ウグイスは、まさに「忍者のような鳥」です。

  • 声のウグイス: 「ホーホケキョ」という美しいさえずりは、数キロ先まで響きます。
  • 姿のメジロ: 姿を見せて愛嬌を振りまくのはメジロの担当です。

ウグイスは非常に警戒心が強く、普段は笹藪(ささやぶ)などの茂みの中に隠れて、虫を探して移動しています。
「声はすぐそこで聞こえるのに、姿が全然見えない!」
そう思って藪の中を凝視したとき、たまにチラッと見える地味な茶色の鳥。それが本物のウグイスです。

一方、メジロは「アイドルのような鳥」です。
甘いものが大好きで、警戒心もそれほど強くありません。梅や桜の花が咲くと、群れでやってきて「チー、チー」と鳴きながら、アクロバティックな体勢で蜜を吸います。私たちが「春の小鳥」として目にするのは、ほとんどがこのメジロなのです。


庭に来る鳥をもっと楽しむための観察ポイント

違いがわかると、庭を見る目が変わります。
春の庭をもっと楽しむための、ちょっとした観察ポイントをご紹介します。

メジロを呼んでみよう

メジロは甘党です。庭木に半分に切ったミカンや、砂糖水を置いてみてください(バードフィーディング)。
驚くほど近くで、その愛らしい姿を観察できるかもしれません。
※カラスなどが来ないよう、籠に入れるなどの工夫をすると良いでしょう。

ウグイスの「練習」を聴こう

春先(2月〜3月頃)、ウグイスはまだ鳴くのが下手です。
「ホー……ケキョ?」「ケキョケキョ……」と、たどたどしく練習している声が聞こえることがあります。
「頑張れ!」と応援したくなるその声は、春の訪れを告げる隠れた楽しみです。


まとめ:名前を知れば、愛着が湧く。
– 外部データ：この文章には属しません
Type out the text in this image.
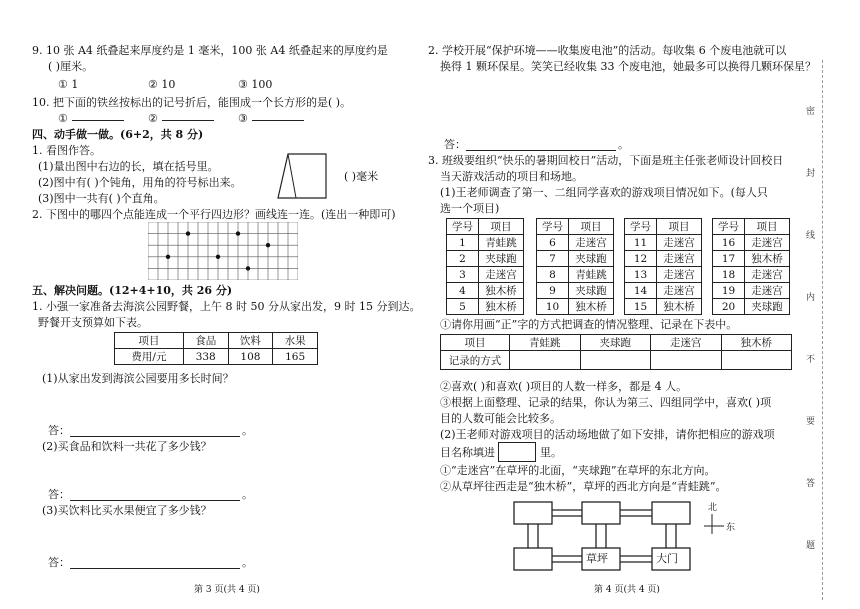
9. 10 张 A4 纸叠起来厚度约是 1 毫米，100 张 A4 纸叠起来的厚度约是
( )厘米。
① 1	② 10	③ 100
10. 把下面的铁丝按标出的记号折后，能围成一个长方形的是( )。
①	②	③
四、动手做一做。(6+2，共 8 分)
1. 看图作答。
(1)量出图中右边的长，填在括号里。
(2)图中有( )个钝角，用角的符号标出来。
(3)图中一共有( )个直角。
( )毫米
2. 下图中的哪四个点能连成一个平行四边形？画线连一连。(连出一种即可)
五、解决问题。(12+4+10，共 26 分)
1. 小强一家准备去海滨公园野餐，上午 8 时 50 分从家出发，9 时 15 分到达。
野餐开支预算如下表。
项目	食品	饮料	水果
费用/元	338	108	165
(1)从家出发到海滨公园要用多长时间？
答：	。
(2)买食品和饮料一共花了多少钱？
答：	。
(3)买饮料比买水果便宜了多少钱？
答：	。
第 3 页(共 4 页)
2. 学校开展“保护环境——收集废电池”的活动。每收集 6 个废电池就可以
换得 1 颗环保星。笑笑已经收集 33 个废电池，她最多可以换得几颗环保星？
答：	。
3. 班级要组织“快乐的暑期回校日”活动，下面是班主任张老师设计回校日
当天游戏活动的项目和场地。
(1)王老师调查了第一、二组同学喜欢的游戏项目情况如下。(每人只
选一个项目)
学号	项目
1	青蛙跳
2	夹球跑
3	走迷宫
4	独木桥
5	独木桥
学号	项目
6	走迷宫
7	夹球跑
8	青蛙跳
9	夹球跑
10	独木桥
学号	项目
11	走迷宫
12	走迷宫
13	走迷宫
14	走迷宫
15	独木桥
学号	项目
16	走迷宫
17	独木桥
18	走迷宫
19	走迷宫
20	夹球跑
①请你用画“正”字的方式把调查的情况整理、记录在下表中。
项目	青蛙跳	夹球跑	走迷宫	独木桥
记录的方式				
②喜欢( )和喜欢( )项目的人数一样多，都是 4 人。
③根据上面整理、记录的结果，你认为第三、四组同学中，喜欢( )项
目的人数可能会比较多。
(2)王老师对游戏项目的活动场地做了如下安排，请你把相应的游戏项
目名称填进	里。
①“走迷宫”在草坪的北面，“夹球跑”在草坪的东北方向。
②从草坪往西走是“独木桥”，草坪的西北方向是“青蛙跳”。
草坪	大门
北
东
第 4 页(共 4 页)
密
封
线
内
不
要
答
题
春の庭をもっと楽しもう

目の周りが白くて、鮮やかな緑色の鳥。それは「メジロ」
地味な茶色で、藪の中から美声を響かせる鳥。それが「ウグイス」

「間違えていた」と落ち込む必要はありません。
「梅にウグイス」という言葉の罠と、色のイメージの悪戯(いたずら)。
その背景を知ることで、あなたはもう立派な「野鳥の目利き」です。

次に庭で緑の鳥を見かけたら、そっと近づいて「目の周り」を確認してみてください。
きっと白いリングが、クリクリと可愛らしく輝いているはずです。
「あれはメジロよ。ウグイスはもっと恥ずかしがり屋なの」
そう家族に教えてあげられる春は、今までよりも少しだけ、彩り豊かになっているはずです。